There’s another side to this river that flows so peacefully throughout most of the year.
I learned a bit about it in the writings of Arthur G. Staples, whose noted column, “Just Talks on Common Themes,” appeared daily in the Lewiston Evening Journal about 90 years ago.
You can still drive near the Androscoggin’s banks in Lisbon Falls and, in late summer, see some magnificent displays of water lilies. You might marvel at this wonderful display of nature, but you probably would fail to credit the actions of a long-ago Lisbon Falls resident for this gift.
Staples tells about Edward Plummer, whom he describes as “a big man in his day who presumably had too much business to bother with flowers.”
Plummer built railroads, ran lumbering operations on the Androscoggin and supervised logging crews all the way from the Magalloway to the boom at Lisbon Falls. As he pushed the reach of railroads to the Rangeley Lakes years ago, Plummer found the time and wisdom to admire those floating ivory blossoms with hearts of gold. He brought the roots of many of these plants from distant ponds to his home, where he planted them in good ground near the river’s shore.

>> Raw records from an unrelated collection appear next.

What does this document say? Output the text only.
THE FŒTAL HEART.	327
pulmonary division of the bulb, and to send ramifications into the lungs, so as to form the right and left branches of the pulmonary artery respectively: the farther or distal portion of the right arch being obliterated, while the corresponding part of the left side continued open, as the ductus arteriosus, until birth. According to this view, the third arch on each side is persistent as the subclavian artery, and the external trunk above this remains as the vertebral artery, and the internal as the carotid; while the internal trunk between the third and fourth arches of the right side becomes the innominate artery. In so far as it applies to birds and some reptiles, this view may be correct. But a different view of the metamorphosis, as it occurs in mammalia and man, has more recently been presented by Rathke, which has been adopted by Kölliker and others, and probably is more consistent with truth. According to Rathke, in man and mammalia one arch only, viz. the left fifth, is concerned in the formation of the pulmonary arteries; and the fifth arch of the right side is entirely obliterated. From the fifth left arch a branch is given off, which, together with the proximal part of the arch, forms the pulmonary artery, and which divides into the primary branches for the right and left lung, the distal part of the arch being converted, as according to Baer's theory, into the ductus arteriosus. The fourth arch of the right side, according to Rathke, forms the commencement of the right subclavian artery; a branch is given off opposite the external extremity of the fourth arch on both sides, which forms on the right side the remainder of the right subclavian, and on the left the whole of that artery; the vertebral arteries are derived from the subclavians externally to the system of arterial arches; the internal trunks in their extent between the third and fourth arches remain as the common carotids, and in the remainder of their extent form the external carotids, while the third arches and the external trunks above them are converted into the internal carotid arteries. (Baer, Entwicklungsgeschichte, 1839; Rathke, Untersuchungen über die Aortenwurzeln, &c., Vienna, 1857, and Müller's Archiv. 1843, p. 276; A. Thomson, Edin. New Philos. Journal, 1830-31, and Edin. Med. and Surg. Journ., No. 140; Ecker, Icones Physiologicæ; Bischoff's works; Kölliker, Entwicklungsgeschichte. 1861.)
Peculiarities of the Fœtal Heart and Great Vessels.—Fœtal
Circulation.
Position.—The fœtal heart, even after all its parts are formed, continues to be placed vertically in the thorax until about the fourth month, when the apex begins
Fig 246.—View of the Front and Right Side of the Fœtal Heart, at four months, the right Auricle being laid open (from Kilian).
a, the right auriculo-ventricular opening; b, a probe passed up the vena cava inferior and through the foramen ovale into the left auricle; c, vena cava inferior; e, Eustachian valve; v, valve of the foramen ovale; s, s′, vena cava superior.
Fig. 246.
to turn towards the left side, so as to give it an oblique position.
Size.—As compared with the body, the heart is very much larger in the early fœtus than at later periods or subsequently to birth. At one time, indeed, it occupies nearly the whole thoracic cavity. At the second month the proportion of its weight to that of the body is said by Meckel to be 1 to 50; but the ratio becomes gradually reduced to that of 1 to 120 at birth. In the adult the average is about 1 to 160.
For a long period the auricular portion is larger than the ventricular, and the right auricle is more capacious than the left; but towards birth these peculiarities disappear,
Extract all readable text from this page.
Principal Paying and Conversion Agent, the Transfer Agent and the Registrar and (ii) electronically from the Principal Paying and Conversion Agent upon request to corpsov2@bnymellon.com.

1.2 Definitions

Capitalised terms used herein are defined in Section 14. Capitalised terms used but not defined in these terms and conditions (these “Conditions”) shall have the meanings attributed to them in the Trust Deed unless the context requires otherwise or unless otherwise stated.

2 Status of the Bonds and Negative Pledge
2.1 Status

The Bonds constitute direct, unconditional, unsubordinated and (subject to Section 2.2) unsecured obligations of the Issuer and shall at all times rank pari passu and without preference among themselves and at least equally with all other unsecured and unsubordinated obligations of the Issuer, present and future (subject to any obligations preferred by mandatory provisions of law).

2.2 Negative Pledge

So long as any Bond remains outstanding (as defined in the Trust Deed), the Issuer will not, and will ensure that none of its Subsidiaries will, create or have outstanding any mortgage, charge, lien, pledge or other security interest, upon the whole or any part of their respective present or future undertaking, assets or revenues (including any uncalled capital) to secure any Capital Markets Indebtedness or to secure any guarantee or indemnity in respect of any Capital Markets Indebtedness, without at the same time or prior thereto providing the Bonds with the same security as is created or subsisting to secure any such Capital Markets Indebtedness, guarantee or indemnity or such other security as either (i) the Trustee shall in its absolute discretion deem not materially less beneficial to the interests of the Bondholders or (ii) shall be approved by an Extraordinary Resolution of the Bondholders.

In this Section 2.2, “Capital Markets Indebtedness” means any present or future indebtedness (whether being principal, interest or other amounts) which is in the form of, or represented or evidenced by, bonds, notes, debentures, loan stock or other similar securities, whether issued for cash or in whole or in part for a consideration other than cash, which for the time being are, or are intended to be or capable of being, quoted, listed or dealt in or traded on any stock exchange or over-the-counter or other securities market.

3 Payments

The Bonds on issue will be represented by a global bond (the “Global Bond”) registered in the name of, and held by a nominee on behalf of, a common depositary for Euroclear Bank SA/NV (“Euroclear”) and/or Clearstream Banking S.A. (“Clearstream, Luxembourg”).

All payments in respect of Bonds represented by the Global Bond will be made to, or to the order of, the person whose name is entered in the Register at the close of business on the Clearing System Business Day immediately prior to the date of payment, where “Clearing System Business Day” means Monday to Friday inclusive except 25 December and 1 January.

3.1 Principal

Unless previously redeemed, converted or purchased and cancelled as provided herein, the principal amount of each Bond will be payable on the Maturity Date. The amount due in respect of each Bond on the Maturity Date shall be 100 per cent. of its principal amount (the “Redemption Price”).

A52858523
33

Staples described train rides through Lisbon Falls where boys were often seen selling the pond-lilies to travelers.
He wrote, “We perpetuate our names oftener by the acts of thoughtfulness for those who are to come after us than in any other way.”
When the river roars, we sit up and take notice, but Staples was also moved by the nearly invisible powers of the river.
He said, “I count it a special dispensation for a boy to be born on the shores of one of our four great Maine rivers.”